2008, p. 17). O que propõe C.Josso acrescentar à abordagem Biográfica? Uma outra via de acesso: O corpo biográfico. O seu percurso é descrito da seguinte forma:

“ Somente ao longo do ano de 2007 é que fiz um salto quântico na minha capacidade de estar em contacto com, de nomear minha vivência pelo Sensível de começar a transformá-la em experiência formadora, transformadora e fundadora de uma visão renovada de minha biografia e de uma renovação de minha visão do trabalho biográfico realmente transformador porque encarnado e interpelado pela presença do toque/tocante do outro, ou seja de um corpo biográfico que se põe a “ falar” ... que interpela o discurso biográfico reflexivo sobre a minha história de vida em geral e o que foi a história da relação com o meu corpo, a história do processo de formação, de aprendizagem e de conhecimento...” (C.Josso, 2008, p.27).

Podemos, então, concluir que esta nova proposta de C.Josso sobre a abordagem biográfica, reconhecendo a limitações de um discurso apenas reflexivo, acrescenta o modo do Sensível: uma escrita pós-vivencial corporal.
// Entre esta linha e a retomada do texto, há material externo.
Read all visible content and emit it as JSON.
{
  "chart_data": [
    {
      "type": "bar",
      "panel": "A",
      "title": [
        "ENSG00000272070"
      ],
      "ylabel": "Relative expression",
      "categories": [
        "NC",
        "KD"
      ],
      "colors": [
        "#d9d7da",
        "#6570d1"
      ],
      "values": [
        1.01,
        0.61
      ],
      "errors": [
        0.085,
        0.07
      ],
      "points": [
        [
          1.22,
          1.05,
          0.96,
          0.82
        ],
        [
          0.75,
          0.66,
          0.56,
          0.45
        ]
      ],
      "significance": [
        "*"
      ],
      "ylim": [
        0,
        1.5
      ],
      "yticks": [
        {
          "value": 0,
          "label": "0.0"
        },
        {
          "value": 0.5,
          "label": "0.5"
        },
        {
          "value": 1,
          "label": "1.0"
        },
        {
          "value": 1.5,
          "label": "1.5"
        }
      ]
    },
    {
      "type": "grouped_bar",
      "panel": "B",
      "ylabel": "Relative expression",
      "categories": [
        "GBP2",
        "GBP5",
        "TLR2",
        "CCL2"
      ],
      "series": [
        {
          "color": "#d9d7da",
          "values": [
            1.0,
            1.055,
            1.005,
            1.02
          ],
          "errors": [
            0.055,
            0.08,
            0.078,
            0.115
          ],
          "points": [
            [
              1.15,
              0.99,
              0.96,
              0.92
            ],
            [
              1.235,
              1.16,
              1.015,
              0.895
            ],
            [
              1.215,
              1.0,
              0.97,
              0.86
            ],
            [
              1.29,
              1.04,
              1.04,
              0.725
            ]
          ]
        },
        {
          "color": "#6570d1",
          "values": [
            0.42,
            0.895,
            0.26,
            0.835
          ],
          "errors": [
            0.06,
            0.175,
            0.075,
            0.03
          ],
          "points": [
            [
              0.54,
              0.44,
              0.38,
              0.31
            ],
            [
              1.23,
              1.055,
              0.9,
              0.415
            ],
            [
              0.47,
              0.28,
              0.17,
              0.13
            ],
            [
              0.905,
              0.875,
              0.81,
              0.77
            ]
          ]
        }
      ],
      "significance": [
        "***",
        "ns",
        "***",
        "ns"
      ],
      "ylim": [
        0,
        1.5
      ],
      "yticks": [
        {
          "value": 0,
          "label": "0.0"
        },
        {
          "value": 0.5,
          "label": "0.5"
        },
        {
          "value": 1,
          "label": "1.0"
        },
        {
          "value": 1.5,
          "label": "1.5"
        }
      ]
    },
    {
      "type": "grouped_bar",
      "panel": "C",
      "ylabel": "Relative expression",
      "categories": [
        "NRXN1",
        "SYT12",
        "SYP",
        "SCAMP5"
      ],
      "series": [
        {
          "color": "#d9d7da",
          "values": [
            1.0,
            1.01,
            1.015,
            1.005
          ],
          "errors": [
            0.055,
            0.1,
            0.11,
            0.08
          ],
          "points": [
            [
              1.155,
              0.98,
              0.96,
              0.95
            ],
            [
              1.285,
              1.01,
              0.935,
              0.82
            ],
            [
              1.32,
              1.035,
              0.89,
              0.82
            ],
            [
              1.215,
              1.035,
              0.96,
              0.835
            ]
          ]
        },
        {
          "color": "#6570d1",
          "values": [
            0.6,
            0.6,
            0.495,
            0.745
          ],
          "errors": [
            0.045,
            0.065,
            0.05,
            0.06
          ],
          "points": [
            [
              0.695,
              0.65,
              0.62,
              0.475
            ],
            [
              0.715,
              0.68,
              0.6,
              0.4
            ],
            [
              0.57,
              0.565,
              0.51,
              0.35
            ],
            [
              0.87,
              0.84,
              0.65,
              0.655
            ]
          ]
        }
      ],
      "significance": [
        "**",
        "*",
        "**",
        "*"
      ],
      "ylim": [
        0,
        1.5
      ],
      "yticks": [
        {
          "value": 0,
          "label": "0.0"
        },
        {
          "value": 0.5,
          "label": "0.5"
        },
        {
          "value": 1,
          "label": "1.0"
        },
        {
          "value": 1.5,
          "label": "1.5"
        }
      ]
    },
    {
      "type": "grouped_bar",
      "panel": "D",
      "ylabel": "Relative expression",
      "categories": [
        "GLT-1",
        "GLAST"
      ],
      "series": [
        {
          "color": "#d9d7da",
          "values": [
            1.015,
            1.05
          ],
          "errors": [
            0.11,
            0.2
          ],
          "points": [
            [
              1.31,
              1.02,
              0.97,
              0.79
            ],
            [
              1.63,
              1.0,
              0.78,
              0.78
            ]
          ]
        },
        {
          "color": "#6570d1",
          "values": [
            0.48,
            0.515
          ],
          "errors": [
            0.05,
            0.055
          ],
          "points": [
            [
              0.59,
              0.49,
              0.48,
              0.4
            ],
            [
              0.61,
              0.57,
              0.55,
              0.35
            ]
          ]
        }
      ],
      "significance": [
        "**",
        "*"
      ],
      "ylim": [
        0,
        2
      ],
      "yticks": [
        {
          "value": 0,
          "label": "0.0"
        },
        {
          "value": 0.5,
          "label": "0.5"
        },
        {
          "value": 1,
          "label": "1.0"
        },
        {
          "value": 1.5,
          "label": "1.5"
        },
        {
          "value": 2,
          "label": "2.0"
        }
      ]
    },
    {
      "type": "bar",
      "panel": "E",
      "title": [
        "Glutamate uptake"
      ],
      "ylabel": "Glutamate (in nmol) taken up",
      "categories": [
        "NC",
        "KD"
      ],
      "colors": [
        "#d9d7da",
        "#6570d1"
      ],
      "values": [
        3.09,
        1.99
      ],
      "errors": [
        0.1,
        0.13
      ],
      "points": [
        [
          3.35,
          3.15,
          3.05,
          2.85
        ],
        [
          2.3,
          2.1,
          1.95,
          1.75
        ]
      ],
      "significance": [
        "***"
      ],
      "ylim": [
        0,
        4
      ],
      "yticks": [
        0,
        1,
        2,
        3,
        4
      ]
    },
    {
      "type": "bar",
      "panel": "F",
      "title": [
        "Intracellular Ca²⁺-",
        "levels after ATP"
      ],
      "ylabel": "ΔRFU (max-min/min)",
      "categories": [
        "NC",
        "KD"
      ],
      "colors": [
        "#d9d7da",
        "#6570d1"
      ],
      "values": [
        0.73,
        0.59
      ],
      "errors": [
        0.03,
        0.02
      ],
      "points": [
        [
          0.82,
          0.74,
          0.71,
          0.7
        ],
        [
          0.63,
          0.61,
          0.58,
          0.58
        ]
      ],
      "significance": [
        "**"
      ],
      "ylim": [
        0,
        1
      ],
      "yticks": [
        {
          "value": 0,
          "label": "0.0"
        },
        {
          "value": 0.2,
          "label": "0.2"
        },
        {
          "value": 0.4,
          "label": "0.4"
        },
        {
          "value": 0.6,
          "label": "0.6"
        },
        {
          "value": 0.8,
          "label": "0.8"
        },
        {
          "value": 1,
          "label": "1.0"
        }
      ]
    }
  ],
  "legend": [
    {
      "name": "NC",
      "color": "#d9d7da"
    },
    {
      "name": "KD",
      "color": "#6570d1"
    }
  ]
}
Através da mobilização perceptiva do corpo inerente ao paradigma da Psicopedagogia Perceptiva, os sujeitos podem produzir os seus relatos autobiográficos através do modo do sentir que não está subordinado à demanda cognitiva, em exclusivo.

Conclusão do quadro teórico

O que constitui a razão de ser e a trama deste quadro teórico é a consideração da Psicopedagogia Perceptiva como acesso a novos saberes e a novas competências, através da mediação do corpo - Corpo sensível - e da actualização das potencialidades perceptivas, mas sobretudo, através da transformação de si no contacto com esta disciplina. Na realidade, o processo de transformação em Psicopedagogia Perceptiva, desenvolve-se na intimidade do corpo. Este carácter íntimo e corporal da experiência serve de base ao processo de transformação. No entanto, esta transformação reclama meios apropriados, quadros de experiência inabituais sob a forma de mobilizações introspectivas sensoriais e de escrita de si pós-vivencial corporal. A renovação das potencialidades perceptivas, o trabalho introspectivo e o desenvolvimento do si pela escrita participam em uníssono na transformação pessoal do formante. É sob a base desta transformação pessoal que se implicará a transformação da postura profissional.